I've come across this statement in git documentation:
Checking out a file is similar to using git reset with a file path, except it updates the working directory instead of the stage Link:https://www.atlassian.com/git/tutorials/resetting-checking-out-and-reverting
Section: "Git Checkout File"
Now suppose I have a repo and a file test.txt in it
At first the working directory is clean:
On branch master nothing to commit, working tree clean Now I modify test.txt, run git add and git status shows now:
On branch master Changes to be committed: (use "git restore --staged <file>..." to unstage) modified: test.txt Now I run git checkout HEAD test.txt and get:
Updated 1 path from 58e7043 Output of git status:
On branch master nothing to commit, working tree clean According to the docs the version of test.txt in the index should have stayed the same and the version of it in the working directory should've changed back to its version in the commit to which HEAD points, resulting in different versions of the file between the working directory and the index --> in which case shouldn't git status output something ? But git status doesn't show that - why ?

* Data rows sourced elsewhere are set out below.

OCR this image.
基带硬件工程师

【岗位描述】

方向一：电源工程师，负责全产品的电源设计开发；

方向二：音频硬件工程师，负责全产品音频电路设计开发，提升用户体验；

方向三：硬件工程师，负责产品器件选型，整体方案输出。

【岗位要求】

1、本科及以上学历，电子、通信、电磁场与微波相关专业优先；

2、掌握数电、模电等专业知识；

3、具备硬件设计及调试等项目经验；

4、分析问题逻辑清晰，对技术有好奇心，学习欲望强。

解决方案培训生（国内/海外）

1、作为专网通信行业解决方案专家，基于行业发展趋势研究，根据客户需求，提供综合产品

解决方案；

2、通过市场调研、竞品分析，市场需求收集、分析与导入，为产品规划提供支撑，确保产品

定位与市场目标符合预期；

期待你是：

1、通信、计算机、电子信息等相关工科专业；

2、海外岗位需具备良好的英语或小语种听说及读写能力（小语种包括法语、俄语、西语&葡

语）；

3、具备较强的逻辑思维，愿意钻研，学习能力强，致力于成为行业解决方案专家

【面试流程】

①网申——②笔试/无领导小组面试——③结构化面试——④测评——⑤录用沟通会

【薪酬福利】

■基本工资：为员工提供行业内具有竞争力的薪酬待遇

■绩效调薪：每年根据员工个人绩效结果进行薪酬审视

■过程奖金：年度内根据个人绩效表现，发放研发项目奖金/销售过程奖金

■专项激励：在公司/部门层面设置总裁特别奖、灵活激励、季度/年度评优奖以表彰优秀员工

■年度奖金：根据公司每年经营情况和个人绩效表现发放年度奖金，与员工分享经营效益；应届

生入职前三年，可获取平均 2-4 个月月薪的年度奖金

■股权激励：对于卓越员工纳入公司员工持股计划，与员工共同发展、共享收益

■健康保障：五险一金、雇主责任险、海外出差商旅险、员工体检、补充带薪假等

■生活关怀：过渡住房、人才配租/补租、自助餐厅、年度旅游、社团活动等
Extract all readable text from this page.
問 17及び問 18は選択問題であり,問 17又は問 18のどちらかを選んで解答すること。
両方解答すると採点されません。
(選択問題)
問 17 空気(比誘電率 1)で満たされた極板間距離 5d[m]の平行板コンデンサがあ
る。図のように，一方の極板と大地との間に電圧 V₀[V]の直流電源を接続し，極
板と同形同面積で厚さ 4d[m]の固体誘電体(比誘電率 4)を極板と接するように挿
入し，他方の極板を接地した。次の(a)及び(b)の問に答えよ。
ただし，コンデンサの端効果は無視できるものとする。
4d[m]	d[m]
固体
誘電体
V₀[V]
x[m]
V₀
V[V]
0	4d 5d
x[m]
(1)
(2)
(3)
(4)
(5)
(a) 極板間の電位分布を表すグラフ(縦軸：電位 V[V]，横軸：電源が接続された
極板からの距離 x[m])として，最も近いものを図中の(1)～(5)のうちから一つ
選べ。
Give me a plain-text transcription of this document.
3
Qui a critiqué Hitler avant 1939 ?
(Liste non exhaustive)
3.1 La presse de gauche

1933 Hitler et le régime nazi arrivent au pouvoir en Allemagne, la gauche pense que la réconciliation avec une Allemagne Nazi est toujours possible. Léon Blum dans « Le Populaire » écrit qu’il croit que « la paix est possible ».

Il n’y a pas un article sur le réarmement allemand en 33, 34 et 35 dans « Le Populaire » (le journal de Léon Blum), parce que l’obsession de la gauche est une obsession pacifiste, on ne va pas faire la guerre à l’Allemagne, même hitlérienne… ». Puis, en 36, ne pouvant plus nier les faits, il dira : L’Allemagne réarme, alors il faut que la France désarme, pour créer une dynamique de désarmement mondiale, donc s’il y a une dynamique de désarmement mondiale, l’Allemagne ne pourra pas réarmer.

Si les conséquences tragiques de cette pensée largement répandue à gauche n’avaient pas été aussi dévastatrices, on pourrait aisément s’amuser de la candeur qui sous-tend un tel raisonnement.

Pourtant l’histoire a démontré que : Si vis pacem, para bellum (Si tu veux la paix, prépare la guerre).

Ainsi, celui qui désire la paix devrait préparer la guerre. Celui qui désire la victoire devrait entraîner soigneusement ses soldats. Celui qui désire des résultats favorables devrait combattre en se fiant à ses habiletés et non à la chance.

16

Usually to go from staged file to clean working tree I'd have to use git reset HEAD <filename> followed by git checkout HEAD <filename> for that file but here it seems to do both ??
I'm confused
Edit - also what's interesting is that if after staging the file test.txt I run git checkout test.txt instead of git checkout HEAD test.txt I get:
Updated 0 paths from the index Even though these 2 forms should be equivalent where the former defaults to HEAD as well (?)